Am 12. Oktober fand unsere Halbtagesfahrt zum Institut der Feuerwehr statt. Herr Kempker, der für die Öffentlichkeitsarbeit zuständige Mitarbeiter, gab uns zuerst allgemeine Informationen zur Feuerwehr, wie viele Feuerwehrleute es in NRW gibt, wie hoch der Frauenanteil ist und welche Arten von Feuerwehren es überhaupt gibt? Jedes Bundesland hat eine Feuerwehrschule und die des Landes NRW liegt in Münster, zumindest der Hauptsitz. Die von uns besichtigte Übungshalle mit dem dazugehörigen Freigelände liegt genau zwischen Münster und Telgte. Getrennt durch die Zufahrtsstraße gehört ein Teil zu Münster, der andere zu Telgte.

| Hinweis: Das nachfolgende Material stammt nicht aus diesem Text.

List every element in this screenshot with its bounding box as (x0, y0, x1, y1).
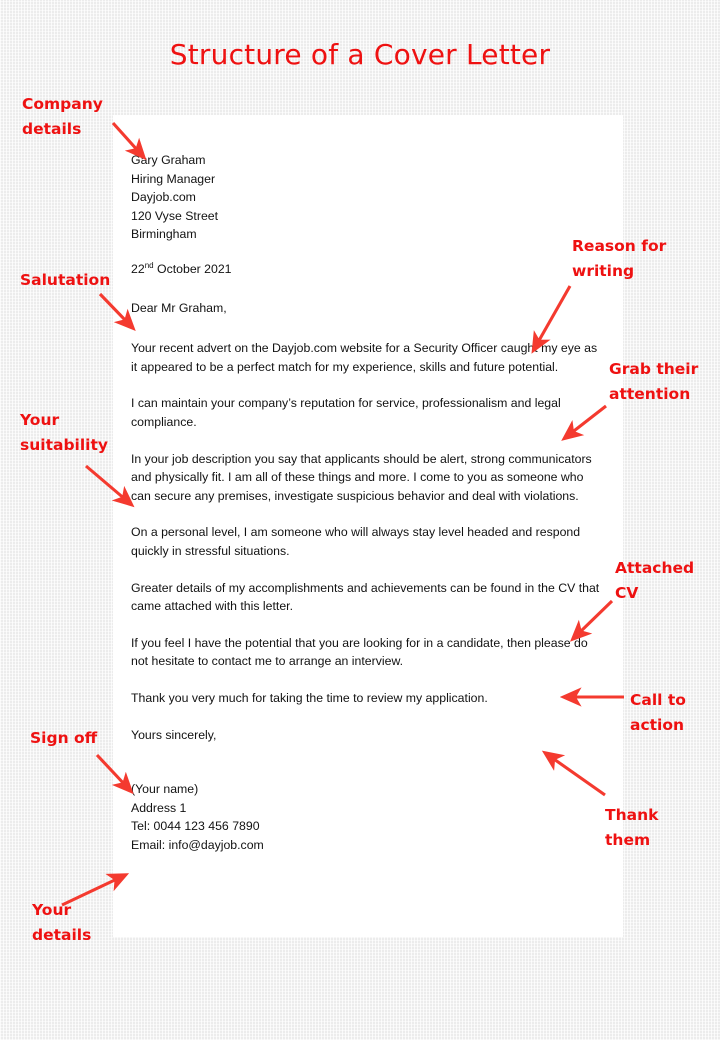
sender-details-block: (Your name) Address 1 Tel: 0044 123 456 … (131, 780, 601, 854)
sender-email: Email: info@dayjob.com (131, 837, 264, 852)
letter-paragraph-5: Greater details of my accomplishments an… (131, 580, 600, 614)
recipient-company: Dayjob.com (131, 190, 196, 205)
annotation-call-to-action: Call to action (630, 691, 686, 734)
annotation-reason-for-writing: Reason for writing (572, 237, 667, 280)
date-ordinal-suffix: nd (144, 260, 154, 270)
letter-paragraph-3: In your job description you say that app… (131, 451, 592, 503)
letter-body: Gary Graham Hiring Manager Dayjob.com 12… (131, 151, 601, 855)
annotation-attached-cv: Attached CV (615, 559, 695, 602)
letter-paragraph-2: I can maintain your company’s reputation… (131, 396, 561, 430)
date-rest: October 2021 (153, 262, 232, 277)
recipient-address-block: Gary Graham Hiring Manager Dayjob.com 12… (131, 151, 601, 244)
annotation-company-details: Company details (22, 95, 103, 138)
annotation-your-suitability: Your suitability (20, 411, 108, 454)
sender-telephone: Tel: 0044 123 456 7890 (131, 819, 260, 834)
letter-date: 22nd October 2021 (131, 257, 601, 279)
letter-paragraph-4: On a personal level, I am someone who wi… (131, 525, 581, 558)
letter-sign-off: Yours sincerely, (131, 727, 217, 742)
annotation-your-details: Your details (32, 901, 92, 944)
letter-salutation: Dear Mr Graham, (131, 300, 227, 315)
recipient-name: Gary Graham (131, 153, 206, 167)
page-title: Structure of a Cover Letter (169, 38, 551, 71)
date-day: 22 (131, 262, 145, 277)
annotation-sign-off: Sign off (30, 729, 98, 747)
annotation-thank-them: Thank them (605, 806, 659, 849)
annotation-salutation: Salutation (20, 271, 111, 289)
annotation-grab-their-attention: Grab their attention (609, 360, 699, 403)
sender-address: Address 1 (131, 800, 187, 815)
letter-paragraph-6: If you feel I have the potential that yo… (131, 635, 588, 669)
recipient-city: Birmingham (131, 227, 197, 242)
recipient-job-title: Hiring Manager (131, 171, 216, 186)
recipient-street: 120 Vyse Street (131, 208, 219, 223)
letter-paragraph-1: Your recent advert on the Dayjob.com web… (131, 341, 598, 374)
letter-paragraph-7: Thank you very much for taking the time … (131, 690, 488, 705)
letter-sheet: Gary Graham Hiring Manager Dayjob.com 12… (113, 115, 623, 937)
sender-name: (Your name) (131, 782, 199, 797)
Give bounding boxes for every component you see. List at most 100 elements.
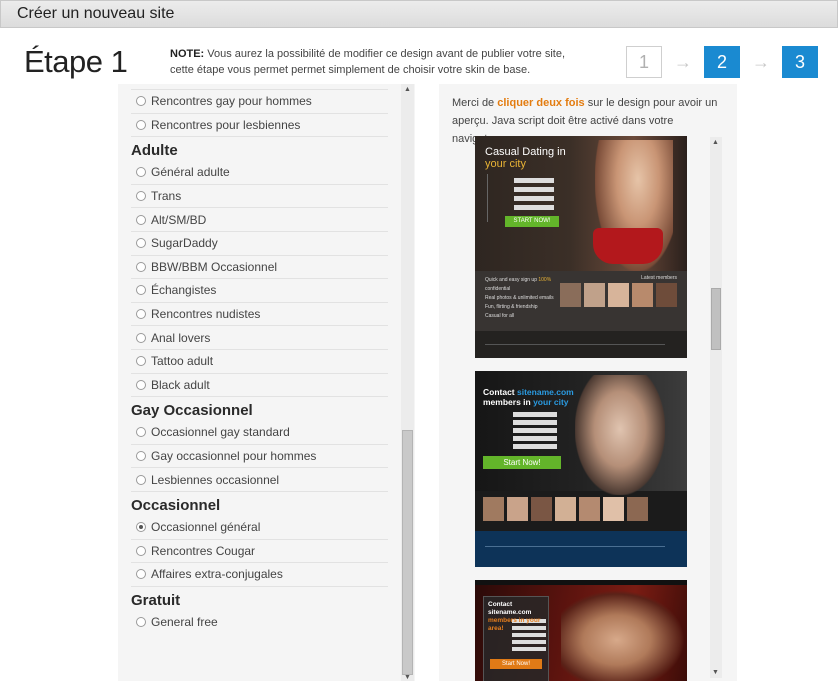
- step-1-indicator[interactable]: 1: [626, 46, 662, 78]
- radio-icon[interactable]: [136, 214, 146, 225]
- option-bbw-bbm[interactable]: BBW/BBM Occasionnel: [131, 256, 388, 280]
- category-list: Rencontres gay pour hommes Rencontres po…: [131, 84, 388, 634]
- option-label: Lesbiennes occasionnel: [151, 472, 280, 487]
- radio-icon[interactable]: [136, 379, 146, 390]
- radio-icon[interactable]: [136, 238, 146, 249]
- option-occasionnel-gay-standard[interactable]: Occasionnel gay standard: [131, 421, 388, 445]
- option-general-adulte[interactable]: Général adulte: [131, 161, 388, 185]
- option-rencontres-gay-hommes[interactable]: Rencontres gay pour hommes: [131, 90, 388, 114]
- category-heading-gay-occasionnel: Gay Occasionnel: [131, 402, 253, 420]
- radio-icon[interactable]: [136, 261, 146, 272]
- radio-icon[interactable]: [136, 569, 146, 580]
- scroll-down-arrow-icon[interactable]: ▼: [404, 674, 411, 681]
- headline-line-2: your city: [485, 158, 526, 170]
- radio-icon[interactable]: [136, 427, 146, 438]
- thumbnail-headline: Casual Dating in your city: [485, 146, 566, 170]
- headline-line-1: Contact: [483, 387, 515, 397]
- option-label: General free: [151, 615, 218, 630]
- option-label: Occasionnel général: [151, 520, 261, 535]
- headline-line-1: Contact: [488, 601, 513, 608]
- member-photo: [531, 497, 552, 521]
- option-alt-sm-bd[interactable]: Alt/SM/BD: [131, 208, 388, 232]
- feature-2: Real photos & unlimited emails: [485, 295, 554, 301]
- headline-line-2: members in your area!: [488, 617, 541, 632]
- member-photos: [483, 497, 648, 521]
- option-general-free[interactable]: General free: [131, 611, 388, 635]
- thumbnail-signup-box: Contact sitename.com members in your are…: [483, 596, 549, 681]
- radio-icon[interactable]: [136, 285, 146, 296]
- option-occasionnel-general[interactable]: Occasionnel général: [131, 516, 388, 540]
- headline-brand: sitename.com: [488, 609, 532, 616]
- thumbnail-signup-form: [487, 174, 557, 222]
- radio-icon[interactable]: [136, 545, 146, 556]
- option-lesbiennes-occasionnel[interactable]: Lesbiennes occasionnel: [131, 468, 388, 492]
- step-2-indicator[interactable]: 2: [704, 46, 740, 78]
- feature-4: Casual for all: [485, 313, 515, 319]
- scroll-down-arrow-icon[interactable]: ▼: [712, 669, 719, 676]
- option-label: Gay occasionnel pour hommes: [151, 449, 317, 464]
- option-trans[interactable]: Trans: [131, 185, 388, 209]
- radio-icon[interactable]: [136, 119, 146, 130]
- option-label: Rencontres pour lesbiennes: [151, 117, 301, 132]
- template-thumbnail-1[interactable]: Casual Dating in your city START NOW! Qu…: [475, 136, 687, 358]
- member-photo: [507, 497, 528, 521]
- member-photo: [632, 283, 653, 307]
- category-list-panel: Rencontres gay pour hommes Rencontres po…: [118, 84, 415, 681]
- member-photo: [584, 283, 605, 307]
- radio-icon[interactable]: [136, 167, 146, 178]
- note-label: NOTE:: [170, 48, 205, 60]
- template-preview-panel: Merci de cliquer deux fois sur le design…: [439, 84, 737, 681]
- option-anal-lovers[interactable]: Anal lovers: [131, 326, 388, 350]
- option-echangistes[interactable]: Échangistes: [131, 279, 388, 303]
- radio-icon[interactable]: [136, 617, 146, 628]
- arrow-right-icon: →: [752, 51, 770, 72]
- radio-icon[interactable]: [136, 356, 146, 367]
- category-list-scrollbar[interactable]: ▲ ▼: [401, 84, 414, 681]
- radio-icon[interactable]: [136, 96, 146, 107]
- radio-icon[interactable]: [136, 309, 146, 320]
- option-label: Black adult: [151, 377, 210, 392]
- option-black-adult[interactable]: Black adult: [131, 374, 388, 398]
- step-3-indicator[interactable]: 3: [782, 46, 818, 78]
- template-thumbnail-2[interactable]: Contact sitename.com members in your cit…: [475, 371, 687, 567]
- feature-3: Fun, flirting & friendship: [485, 304, 538, 310]
- option-label: Échangistes: [151, 283, 217, 298]
- option-rencontres-cougar[interactable]: Rencontres Cougar: [131, 540, 388, 564]
- option-tattoo-adult[interactable]: Tattoo adult: [131, 350, 388, 374]
- step-title: Étape 1: [24, 44, 128, 79]
- radio-icon[interactable]: [136, 191, 146, 202]
- headline-line-2-highlight: your city: [533, 397, 569, 407]
- option-label: Tattoo adult: [151, 354, 214, 369]
- option-sugardaddy[interactable]: SugarDaddy: [131, 232, 388, 256]
- scroll-up-arrow-icon[interactable]: ▲: [712, 139, 719, 146]
- radio-icon[interactable]: [136, 451, 146, 462]
- thumbnail-top-strip: [475, 580, 687, 585]
- option-label: Rencontres nudistes: [151, 307, 261, 322]
- option-rencontres-nudistes[interactable]: Rencontres nudistes: [131, 303, 388, 327]
- radio-checked-icon[interactable]: [136, 522, 146, 533]
- member-photo: [483, 497, 504, 521]
- latest-members-label: Latest members: [641, 275, 677, 281]
- radio-icon[interactable]: [136, 474, 146, 485]
- radio-icon[interactable]: [136, 332, 146, 343]
- scrollbar-thumb[interactable]: [711, 288, 721, 350]
- option-rencontres-lesbiennes[interactable]: Rencontres pour lesbiennes: [131, 114, 388, 138]
- option-gay-occasionnel-hommes[interactable]: Gay occasionnel pour hommes: [131, 445, 388, 469]
- template-thumbnail-3[interactable]: Contact sitename.com members in your are…: [475, 580, 687, 681]
- page-header-bar: Créer un nouveau site: [0, 0, 838, 28]
- option-label: Anal lovers: [151, 330, 211, 345]
- member-photo: [656, 283, 677, 307]
- thumbnail-model-image: [575, 375, 665, 495]
- feature-1-highlight: 100%: [538, 277, 552, 283]
- step-note: NOTE: Vous aurez la possibilité de modif…: [170, 46, 590, 78]
- member-photos: [560, 283, 677, 307]
- scrollbar-thumb[interactable]: [402, 430, 413, 675]
- thumbnail-cta-button: START NOW!: [505, 216, 559, 227]
- thumbnail-footer: [475, 331, 687, 358]
- thumbnail-signup-form: [483, 409, 563, 449]
- template-list-scrollbar[interactable]: ▲ ▼: [710, 137, 722, 678]
- headline-brand: sitename.com: [517, 387, 574, 397]
- scroll-up-arrow-icon[interactable]: ▲: [404, 86, 411, 93]
- member-photo: [555, 497, 576, 521]
- option-affaires-extra-conjugales[interactable]: Affaires extra-conjugales: [131, 563, 388, 587]
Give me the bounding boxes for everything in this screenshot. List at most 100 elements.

In der Übungshalle sind verschiede Gebäude nachgebaut worden, vom Mehrfamilienhaus über Arztpraxen, Büroräumen und Laboratorien. Hier können die Ausbilder computergesteuert die verschiedensten Szenarien entstehen lassen und die angehenden Führungskräfte der Feuerwehr müssen in sekundenschnelle Entscheidungen treffen um Menschenleben zu retten. Gleichzeitig haben sie aber auch die Verantwortung für ihre Einsatzkräfte und müssen so handeln und entscheiden, dass keiner in unkontrollierbare Situationen gerät. Für uns als Besuchergruppe war es interessant zu sehen, wie sich die einzelnen Szenarien langsam aufbauten, aber ich bin mir ziemlich sicher, dass niemand so eine Situation in der Realität erleben möchte, schon gar nicht dann, wenn er die Verantwortung für Menschenleben tragen muss. Alles in Allem war es eine interessante Führung, die allen Beteiligten mal wieder vor Augen geführt hat, was unsere Feuerwehrleute, - ob hauptberuflich oder freiwillig – für unser aller Wohlergehen leisten. Auf dem Nachhauseweg wurde dann noch ein Stop im Einenen Backhaus eingelegt, bevor es weiterging in Richtung Heimat.